Un recadrage institutionnel face au Premier ministre
Thierno Alassane Sall est revenu sur l’intervention du chef du gouvernement devant la représentation nationale le 22 mai dernier, date à laquelle ce dossier sensible avait été évoqué. Pour le leader de la République des Valeurs, le Premier ministre est sorti de son rôle en s'accaparant ce sujet :
« Le Premier ministre est venu ici pour parler des fonds politiques le 22 mai dernier. Mais ce n’est pas à lui d’en parler. C’est nous, députés, qui devions en parler. »

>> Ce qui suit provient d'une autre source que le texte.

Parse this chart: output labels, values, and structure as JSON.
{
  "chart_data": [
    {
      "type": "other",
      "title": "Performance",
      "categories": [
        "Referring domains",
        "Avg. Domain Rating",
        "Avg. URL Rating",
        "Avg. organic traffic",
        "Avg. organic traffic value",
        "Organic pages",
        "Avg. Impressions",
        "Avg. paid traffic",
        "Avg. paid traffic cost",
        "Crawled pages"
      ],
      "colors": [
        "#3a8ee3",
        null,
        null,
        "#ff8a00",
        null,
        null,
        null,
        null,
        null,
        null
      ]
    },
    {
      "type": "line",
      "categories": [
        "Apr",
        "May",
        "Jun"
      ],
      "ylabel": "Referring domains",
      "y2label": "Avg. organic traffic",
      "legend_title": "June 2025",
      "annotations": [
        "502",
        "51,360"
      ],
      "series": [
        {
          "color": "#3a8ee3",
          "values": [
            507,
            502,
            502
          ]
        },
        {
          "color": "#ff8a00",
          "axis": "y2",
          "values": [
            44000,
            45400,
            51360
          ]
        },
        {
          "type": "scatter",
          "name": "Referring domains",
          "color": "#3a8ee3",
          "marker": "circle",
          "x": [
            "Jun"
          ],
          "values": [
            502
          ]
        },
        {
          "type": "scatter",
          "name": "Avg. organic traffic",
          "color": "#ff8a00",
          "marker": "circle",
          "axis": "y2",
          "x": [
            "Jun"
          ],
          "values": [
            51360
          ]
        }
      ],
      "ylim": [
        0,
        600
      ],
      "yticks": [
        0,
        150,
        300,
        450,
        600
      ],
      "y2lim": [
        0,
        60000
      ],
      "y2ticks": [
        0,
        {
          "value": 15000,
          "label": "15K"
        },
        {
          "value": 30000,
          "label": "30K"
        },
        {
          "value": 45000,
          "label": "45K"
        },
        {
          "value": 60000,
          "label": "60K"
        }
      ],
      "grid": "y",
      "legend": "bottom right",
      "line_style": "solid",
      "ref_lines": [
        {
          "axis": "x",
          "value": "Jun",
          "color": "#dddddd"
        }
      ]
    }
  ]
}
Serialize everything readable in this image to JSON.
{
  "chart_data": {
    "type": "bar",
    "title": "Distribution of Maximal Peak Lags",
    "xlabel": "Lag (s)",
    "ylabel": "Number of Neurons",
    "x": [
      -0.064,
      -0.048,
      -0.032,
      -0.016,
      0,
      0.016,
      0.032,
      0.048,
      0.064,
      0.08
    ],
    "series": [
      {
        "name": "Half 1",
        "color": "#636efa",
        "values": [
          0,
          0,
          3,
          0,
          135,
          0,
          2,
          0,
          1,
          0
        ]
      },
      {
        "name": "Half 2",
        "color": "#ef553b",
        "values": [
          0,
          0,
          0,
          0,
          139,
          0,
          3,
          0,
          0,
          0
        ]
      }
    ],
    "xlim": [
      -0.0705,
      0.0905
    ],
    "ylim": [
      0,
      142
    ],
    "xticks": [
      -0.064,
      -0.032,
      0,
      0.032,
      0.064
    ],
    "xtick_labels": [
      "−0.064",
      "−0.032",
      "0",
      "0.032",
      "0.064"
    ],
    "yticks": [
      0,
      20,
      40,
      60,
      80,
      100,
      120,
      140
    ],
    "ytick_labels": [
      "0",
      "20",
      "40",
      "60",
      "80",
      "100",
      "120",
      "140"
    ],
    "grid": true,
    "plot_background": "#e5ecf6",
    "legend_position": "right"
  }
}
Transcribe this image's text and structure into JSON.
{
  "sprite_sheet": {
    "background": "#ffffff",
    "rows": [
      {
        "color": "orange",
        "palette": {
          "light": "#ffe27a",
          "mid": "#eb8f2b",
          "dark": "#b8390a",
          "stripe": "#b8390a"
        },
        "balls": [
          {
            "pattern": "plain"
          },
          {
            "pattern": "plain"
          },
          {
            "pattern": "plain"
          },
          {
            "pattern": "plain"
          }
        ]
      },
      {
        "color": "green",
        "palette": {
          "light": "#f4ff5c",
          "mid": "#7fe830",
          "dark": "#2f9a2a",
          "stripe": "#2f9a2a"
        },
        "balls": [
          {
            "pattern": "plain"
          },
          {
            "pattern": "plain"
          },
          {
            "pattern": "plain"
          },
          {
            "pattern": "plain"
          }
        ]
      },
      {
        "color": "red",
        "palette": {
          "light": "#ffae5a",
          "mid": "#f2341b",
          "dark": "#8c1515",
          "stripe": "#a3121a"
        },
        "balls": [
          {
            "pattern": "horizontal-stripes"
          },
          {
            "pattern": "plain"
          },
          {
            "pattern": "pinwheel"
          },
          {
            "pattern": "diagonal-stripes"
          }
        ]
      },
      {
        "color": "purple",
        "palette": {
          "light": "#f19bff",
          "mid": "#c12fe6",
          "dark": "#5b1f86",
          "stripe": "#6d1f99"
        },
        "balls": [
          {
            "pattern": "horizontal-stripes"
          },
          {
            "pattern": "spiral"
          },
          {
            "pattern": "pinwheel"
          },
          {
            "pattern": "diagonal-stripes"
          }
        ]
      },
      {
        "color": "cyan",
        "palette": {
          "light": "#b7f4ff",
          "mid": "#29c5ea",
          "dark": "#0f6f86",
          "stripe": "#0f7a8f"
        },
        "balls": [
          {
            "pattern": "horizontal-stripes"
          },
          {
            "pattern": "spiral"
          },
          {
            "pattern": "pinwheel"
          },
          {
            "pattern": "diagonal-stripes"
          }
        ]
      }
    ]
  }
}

Selon le député, cette question touche directement à la souveraineté budgétaire du Parlement, et c'est aux élus du peuple qu'il revenait d'ouvrir et de mener ce débat, et non à l'autorité exécutive.
Le grief d'un déni de contrôle parlementaire
Le cœur du problème réside, d'après le parlementaire, dans un manque absolu de base légale et de transparence démocratique. Thierno Alassane Sall déplore le fait que l'Assemblée nationale ait été systématiquement tenue à l'écart des circuits d'information concernant ces montants.
A ses yeux, le Parlement aurait dû être officiellement et explicitement informé de l’existence réelle de ces fonds. Le député regrette et critique fermement qu’aucun vote parlementaire n’ait jamais été organisé pour valider la mise en place de ces enveloppes.
En soulevant ce lièvre, Thierno Alassane Sall rappelle que la rupture tant promise en matière de gouvernance doit impérativement passer par une moralisation de la vie publique et un respect strict du rôle de contrôle des députés sur les deniers de l'État.